The effect of subsection (2,a), as I read it, is to give back to a certain class of retailer a line of defence which subsection (2,b) has taken away. The class of retailer to receive this advantage is a retailer of food not being food prepacked. Without further explanation of the point I cannot see why it should come about that this class of retailer should be selected for preferential treatment.

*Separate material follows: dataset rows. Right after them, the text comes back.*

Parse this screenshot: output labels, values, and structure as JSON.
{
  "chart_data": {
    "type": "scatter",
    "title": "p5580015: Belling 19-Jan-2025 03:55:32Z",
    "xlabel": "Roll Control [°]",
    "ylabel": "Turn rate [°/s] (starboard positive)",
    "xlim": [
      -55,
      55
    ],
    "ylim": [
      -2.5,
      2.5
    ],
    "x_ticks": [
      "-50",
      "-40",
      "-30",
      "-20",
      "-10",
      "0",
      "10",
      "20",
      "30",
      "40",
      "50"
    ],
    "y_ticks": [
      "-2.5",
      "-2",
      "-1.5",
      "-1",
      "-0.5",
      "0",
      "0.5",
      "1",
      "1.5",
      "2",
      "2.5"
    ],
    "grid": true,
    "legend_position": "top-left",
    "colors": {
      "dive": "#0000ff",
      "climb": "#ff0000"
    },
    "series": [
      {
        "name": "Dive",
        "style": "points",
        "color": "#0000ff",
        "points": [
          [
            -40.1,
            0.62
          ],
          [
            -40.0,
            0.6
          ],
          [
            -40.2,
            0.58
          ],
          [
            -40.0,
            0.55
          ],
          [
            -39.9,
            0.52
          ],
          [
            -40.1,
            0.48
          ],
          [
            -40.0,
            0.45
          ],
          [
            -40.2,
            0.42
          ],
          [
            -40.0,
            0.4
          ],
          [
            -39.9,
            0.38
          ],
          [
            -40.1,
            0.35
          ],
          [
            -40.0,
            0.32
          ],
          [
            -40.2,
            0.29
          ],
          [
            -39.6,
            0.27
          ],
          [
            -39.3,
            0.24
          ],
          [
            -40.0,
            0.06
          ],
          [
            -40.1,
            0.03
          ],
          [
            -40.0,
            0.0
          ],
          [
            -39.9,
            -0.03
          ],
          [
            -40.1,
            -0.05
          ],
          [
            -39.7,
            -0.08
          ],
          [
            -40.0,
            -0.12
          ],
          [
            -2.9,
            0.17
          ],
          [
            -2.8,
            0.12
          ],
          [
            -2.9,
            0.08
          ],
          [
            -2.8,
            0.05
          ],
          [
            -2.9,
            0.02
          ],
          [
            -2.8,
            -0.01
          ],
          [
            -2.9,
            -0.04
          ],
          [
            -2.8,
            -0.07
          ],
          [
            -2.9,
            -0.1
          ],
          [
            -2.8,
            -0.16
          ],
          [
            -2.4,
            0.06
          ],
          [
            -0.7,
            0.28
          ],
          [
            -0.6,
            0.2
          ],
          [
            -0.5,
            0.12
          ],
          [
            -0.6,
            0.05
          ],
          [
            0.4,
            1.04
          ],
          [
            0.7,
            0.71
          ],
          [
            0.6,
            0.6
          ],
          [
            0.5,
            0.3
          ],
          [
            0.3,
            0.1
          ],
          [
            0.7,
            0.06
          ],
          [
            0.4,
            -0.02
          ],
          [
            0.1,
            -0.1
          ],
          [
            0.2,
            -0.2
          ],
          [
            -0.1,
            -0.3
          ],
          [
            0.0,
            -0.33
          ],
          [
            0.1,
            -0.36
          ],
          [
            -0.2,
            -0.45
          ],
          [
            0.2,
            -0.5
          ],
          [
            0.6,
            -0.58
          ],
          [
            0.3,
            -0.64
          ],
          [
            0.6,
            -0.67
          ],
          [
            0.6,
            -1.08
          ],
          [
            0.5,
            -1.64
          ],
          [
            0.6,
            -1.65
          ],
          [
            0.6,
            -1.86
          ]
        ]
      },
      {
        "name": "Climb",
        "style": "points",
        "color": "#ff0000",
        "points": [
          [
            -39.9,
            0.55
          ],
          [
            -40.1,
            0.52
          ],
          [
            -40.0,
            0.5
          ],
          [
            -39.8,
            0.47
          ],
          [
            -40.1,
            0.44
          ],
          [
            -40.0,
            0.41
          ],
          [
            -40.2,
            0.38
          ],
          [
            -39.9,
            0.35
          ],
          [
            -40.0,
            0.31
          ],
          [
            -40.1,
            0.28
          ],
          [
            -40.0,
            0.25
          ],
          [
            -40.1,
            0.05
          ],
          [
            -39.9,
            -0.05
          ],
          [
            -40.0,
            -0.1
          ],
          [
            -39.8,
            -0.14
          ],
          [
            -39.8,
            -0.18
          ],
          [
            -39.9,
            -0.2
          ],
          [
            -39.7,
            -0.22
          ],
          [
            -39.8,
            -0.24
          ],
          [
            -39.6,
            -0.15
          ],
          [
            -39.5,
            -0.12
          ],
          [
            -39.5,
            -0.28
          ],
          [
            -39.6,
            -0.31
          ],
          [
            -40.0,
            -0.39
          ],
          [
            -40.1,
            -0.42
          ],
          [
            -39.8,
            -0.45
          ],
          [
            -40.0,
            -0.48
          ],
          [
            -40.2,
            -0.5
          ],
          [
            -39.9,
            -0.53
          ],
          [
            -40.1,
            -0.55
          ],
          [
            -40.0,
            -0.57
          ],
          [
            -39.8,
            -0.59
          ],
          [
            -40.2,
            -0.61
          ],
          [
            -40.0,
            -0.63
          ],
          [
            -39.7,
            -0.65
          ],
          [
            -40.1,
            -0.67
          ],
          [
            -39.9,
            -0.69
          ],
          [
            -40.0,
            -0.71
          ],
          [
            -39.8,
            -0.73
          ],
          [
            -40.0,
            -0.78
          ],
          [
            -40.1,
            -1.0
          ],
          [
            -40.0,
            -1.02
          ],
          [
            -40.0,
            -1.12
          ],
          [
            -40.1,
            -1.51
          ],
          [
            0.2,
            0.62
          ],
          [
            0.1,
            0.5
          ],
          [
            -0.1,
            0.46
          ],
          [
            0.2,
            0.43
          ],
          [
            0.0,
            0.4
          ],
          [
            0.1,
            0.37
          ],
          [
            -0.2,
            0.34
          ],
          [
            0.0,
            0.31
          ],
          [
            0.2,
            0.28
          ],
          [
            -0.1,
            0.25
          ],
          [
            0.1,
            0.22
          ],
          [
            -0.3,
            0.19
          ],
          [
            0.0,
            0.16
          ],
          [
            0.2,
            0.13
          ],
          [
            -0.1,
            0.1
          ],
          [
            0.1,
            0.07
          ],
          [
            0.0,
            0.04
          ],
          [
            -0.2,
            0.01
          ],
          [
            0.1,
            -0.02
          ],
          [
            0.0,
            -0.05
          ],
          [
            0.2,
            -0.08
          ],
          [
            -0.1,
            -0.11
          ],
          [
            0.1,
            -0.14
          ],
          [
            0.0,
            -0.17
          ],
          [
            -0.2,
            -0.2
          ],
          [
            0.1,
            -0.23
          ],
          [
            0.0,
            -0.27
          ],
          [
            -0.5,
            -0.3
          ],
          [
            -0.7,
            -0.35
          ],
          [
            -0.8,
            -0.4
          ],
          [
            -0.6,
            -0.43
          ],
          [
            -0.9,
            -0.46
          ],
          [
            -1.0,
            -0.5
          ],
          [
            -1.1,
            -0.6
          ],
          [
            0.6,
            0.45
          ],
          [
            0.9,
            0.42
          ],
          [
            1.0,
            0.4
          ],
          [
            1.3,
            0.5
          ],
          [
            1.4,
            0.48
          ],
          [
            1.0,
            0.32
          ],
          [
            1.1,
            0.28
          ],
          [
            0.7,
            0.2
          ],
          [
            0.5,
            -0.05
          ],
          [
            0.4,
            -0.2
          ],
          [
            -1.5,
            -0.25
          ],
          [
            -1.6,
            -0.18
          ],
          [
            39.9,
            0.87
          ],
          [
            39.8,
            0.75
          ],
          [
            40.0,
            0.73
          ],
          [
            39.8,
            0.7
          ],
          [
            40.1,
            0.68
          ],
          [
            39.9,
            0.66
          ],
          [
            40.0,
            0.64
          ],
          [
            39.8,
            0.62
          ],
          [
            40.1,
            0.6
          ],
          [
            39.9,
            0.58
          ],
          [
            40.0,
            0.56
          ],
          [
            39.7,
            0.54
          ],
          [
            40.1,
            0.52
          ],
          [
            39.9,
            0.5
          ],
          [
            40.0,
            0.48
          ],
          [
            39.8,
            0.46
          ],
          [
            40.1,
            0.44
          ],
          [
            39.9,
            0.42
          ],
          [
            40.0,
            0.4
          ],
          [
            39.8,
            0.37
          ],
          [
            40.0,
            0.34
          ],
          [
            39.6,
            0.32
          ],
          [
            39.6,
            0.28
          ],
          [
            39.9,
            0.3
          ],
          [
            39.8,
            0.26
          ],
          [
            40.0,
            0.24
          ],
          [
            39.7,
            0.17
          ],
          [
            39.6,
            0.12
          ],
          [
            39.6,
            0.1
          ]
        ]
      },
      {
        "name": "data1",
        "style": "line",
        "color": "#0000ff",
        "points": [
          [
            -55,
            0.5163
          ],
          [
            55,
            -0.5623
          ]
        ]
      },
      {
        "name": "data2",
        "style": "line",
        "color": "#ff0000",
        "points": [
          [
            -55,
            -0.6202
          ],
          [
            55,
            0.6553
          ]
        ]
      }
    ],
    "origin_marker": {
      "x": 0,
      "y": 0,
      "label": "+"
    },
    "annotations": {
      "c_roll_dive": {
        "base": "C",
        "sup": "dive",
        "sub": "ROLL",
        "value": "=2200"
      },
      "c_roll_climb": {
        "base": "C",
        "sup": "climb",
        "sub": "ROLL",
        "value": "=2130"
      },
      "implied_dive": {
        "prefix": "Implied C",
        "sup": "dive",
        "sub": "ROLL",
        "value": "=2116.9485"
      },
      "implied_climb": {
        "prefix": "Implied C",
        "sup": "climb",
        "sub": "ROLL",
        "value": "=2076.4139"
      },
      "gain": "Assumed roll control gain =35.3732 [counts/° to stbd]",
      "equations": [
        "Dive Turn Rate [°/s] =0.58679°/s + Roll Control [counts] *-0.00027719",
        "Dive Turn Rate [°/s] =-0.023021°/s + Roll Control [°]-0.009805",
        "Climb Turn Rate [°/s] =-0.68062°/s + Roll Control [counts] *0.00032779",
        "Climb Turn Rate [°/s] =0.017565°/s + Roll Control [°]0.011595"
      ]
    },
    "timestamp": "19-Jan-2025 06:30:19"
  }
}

The House will observe the wording of the concluding lines in the proposed subsection (2a), that …it shall be a defence for the person charged to prove that the deficiency was due wholly to unavoidable evaporation or drainage since the sale and that due care and precaution was taken to minimise any such evaporation or drainage. If the deficiency was due wholly, as covered by the words that I have just read, by "unavoidable evaporation or drainage", then by definition it would seem that the offence was due to a cause which could "reasonably have been foreseen". If the evaporation is inevitable, it seems to me to follow necessarily that it must have been foreseen. I think that that is fair. It is certainly a very likely combination of circumstances that if the loss of weight by evaporation is inevitable it is something which could have been foreseen.

That circumstance which would not have been a defence by virtue of the proposed subsection (2,b) in any other sale may be, as I understand it—this is the result of the Amendment—a defence in the exceptional case of a retail sale of food not prepacked. It strikes me as an odd provision, and I think that it is one which calls for further explanation. I ask why this preferential treatment is granted to this exceptional case of retail sales of food not prepacked, and I would be grateful if the matter could be further explained.

Mr. Denzil Freeth

If, by leave of the House, I may reply to the hon. and learned Gentleman, we are dealing in subsection (2,a) solely with the passage of unprepacked goods between the point of sale and the place to which they are being delivered. This is the extent of the coverage of this subsection.

The hon. and learned Gentleman said that if the evaporation was inevitable it was also foreseeable. But I think that there is a slight difference between evaporation or drainage which is unavoidable and that which is foreseeable. The word "unavoidable" introduces, I think, the possibility of an unknown factor entering into the matter. What we are here trying to do is to make clear, for the sake of the trader and the customer, the defence that the trader may make on account of evaporation which occurs between the point of sale of goods, like wet fish, and the customer's house to which those goods are delivered.

It was suggested to us during the earlier passage of the Bill through this House that the wording of subsections (1) and (2) of Clause 26 were not sufficiently clear, and it was also suggested to us by some people that they were less clear and less reasonable than, for example, subsections (2) and (3) of Section 12 of the Sale of Food (Weights and Measures) Act, 1926. I expect hon. Members have seen that in another place Lord Merrivale quoted two examples in 1960—in one case where a conviction was obtained and in another case where a conviction very rightly was not obtained.

The point here is quite simply that if the loss of weight is due to circumstances which are unavoidable, in the sense of being wholly outside the control of the seller, and is due to events which he could not reasonably foresee, then there is a defence—

It being Ten o'clock, the debate stood adjourned.